In this 23rd installment of the series, Rebbetzin Chana describes her husband, Reb Levik‘s final days and hours before his passing.

Final hours

During this period, my husband recited his prayers in bed. For the morning prayers, others assisted him with putting on his tefillin. His head had shrunk in size to the point that the tefillin straps around his head were too loose to stay on firmly. Three days before his passing, he asked me to callYaakov Yosef [Raskin] to tighten the knot of the head tefillin, which he did. My husband continued wearing them for his prayers for the next three days.

On the last morning of his life, his lips moved incessantly as he recited holy words. But he wasn’t in a state that day for others to help him put ontefillin.

He was suffering terrible pain. In the course of the day, he asked me several times to help turn him from side to side and from a lying to a sitting position and vice versa. I did whatever he asked and it wasn’t at all difficult for me—at such a time, it seems, hidden powers become revealed.

Late in the afternoon, my husband felt much worse. There were many visitors in our home, and they called a doctor, who prescribed several medications, which were brought immediately.

I realized that his condition was critical, but I thought his struggle for life might continue for another day or two. I gave him a few spoons-full of the medications, which he swallowed. He seemed to be well aware of the critical nature of his condition.

My husband was surrounded by close friends whom I could trust, so I decided to take a short nap in order to gather strength to be to take care of whatever may become necessary to do.

When I awoke half an hour later, my husband’s room was already full of people. One man approached me and suggested I spend the night at a neighbor’s home in order to get some rest. In fact, it was already all over, and this was a well-intentioned effort to conceal the bad news from me. Naturally, I didn’t take his suggestion.

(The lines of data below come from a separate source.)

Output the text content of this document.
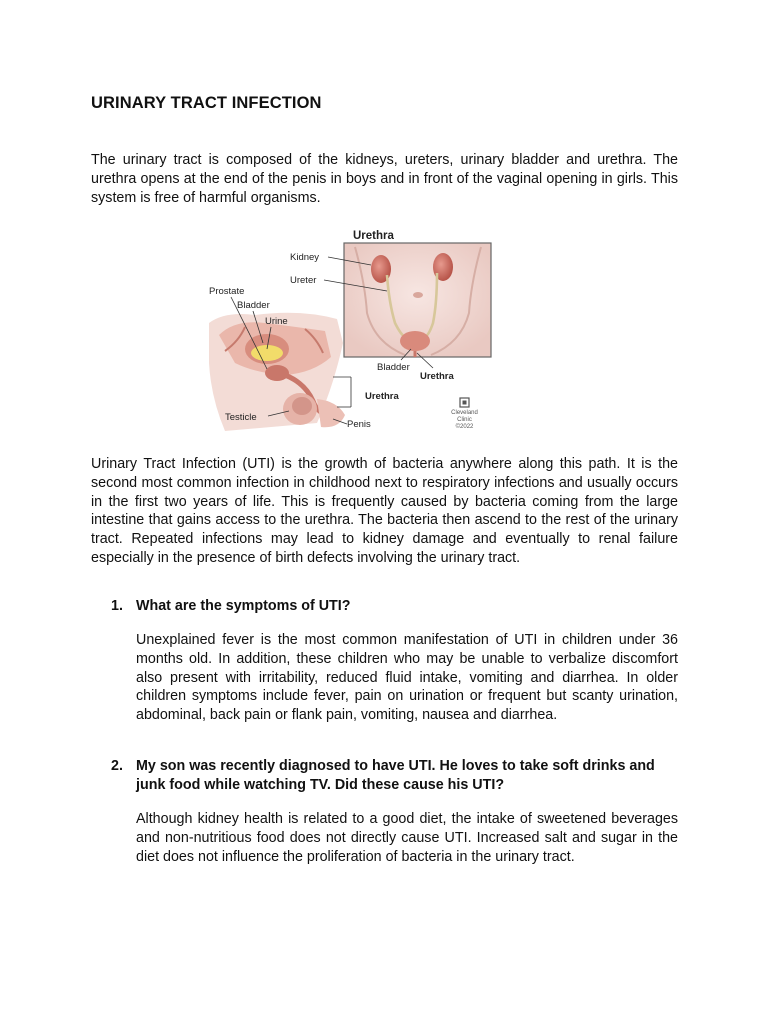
URINARY TRACT INFECTION

The urinary tract is composed of the kidneys, ureters, urinary bladder and urethra. The urethra opens at the end of the penis in boys and in front of the vaginal opening in girls. This system is free of harmful organisms.

Urethra
Kidney
Ureter
Prostate
Bladder
Urine
Bladder
Urethra
Urethra
Testicle
Penis
Cleveland
Clinic
©2022

Urinary Tract Infection (UTI) is the growth of bacteria anywhere along this path. It is the second most common infection in childhood next to respiratory infections and usually occurs in the first two years of life. This is frequently caused by bacteria coming from the large intestine that gains access to the urethra. The bacteria then ascend to the rest of the urinary tract. Repeated infections may lead to kidney damage and eventually to renal failure especially in the presence of birth defects involving the urinary tract.

1. What are the symptoms of UTI?

Unexplained fever is the most common manifestation of UTI in children under 36 months old. In addition, these children who may be unable to verbalize discomfort also present with irritability, reduced fluid intake, vomiting and diarrhea. In older children symptoms include fever, pain on urination or frequent but scanty urination, abdominal, back pain or flank pain, vomiting, nausea and diarrhea.

2. My son was recently diagnosed to have UTI. He loves to take soft drinks and junk food while watching TV. Did these cause his UTI?

Although kidney health is related to a good diet, the intake of sweetened beverages and non-nutritious food does not directly cause UTI. Increased salt and sugar in the diet does not influence the proliferation of bacteria in the urinary tract.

I was asked which practices my husband had considered important to be performed at his burial. I mentioned those I remembered: Making the shrouds of pure linen—an item most difficult to obtain—and that everyone involved in the tahara purification of the body should first immerse themselves in water. As there was no mikveh, a few dozen men immersed themselves in a stream, walking quite a distance to get there. Among them was Yosef Nemoytin, despite the fact that he was generally physically frail and running a fever of 40°C at the time.

For three whole days, all these friends present there didn’t go to work. Most of them worked on machines as knitters who supplied the government with quotas of knit-ware. But for these three days they didn’t fulfill their quotas.

During my husband’s last two days of life, these strangers, who had become so close to us in recent months, left their homes and work in order to be with us all the time. One member of each family might now and then make a quick visit home just to see how things were.

Our visitors included young and old, non-religious and religious Jews. Some had sharp business disputes with each other, and others were involved in the quarrel between Chassidim and non-Chassidim. Here, however, all became united. Under my husband’s influence, they became divested of their ordinary concerns and entered a higher world.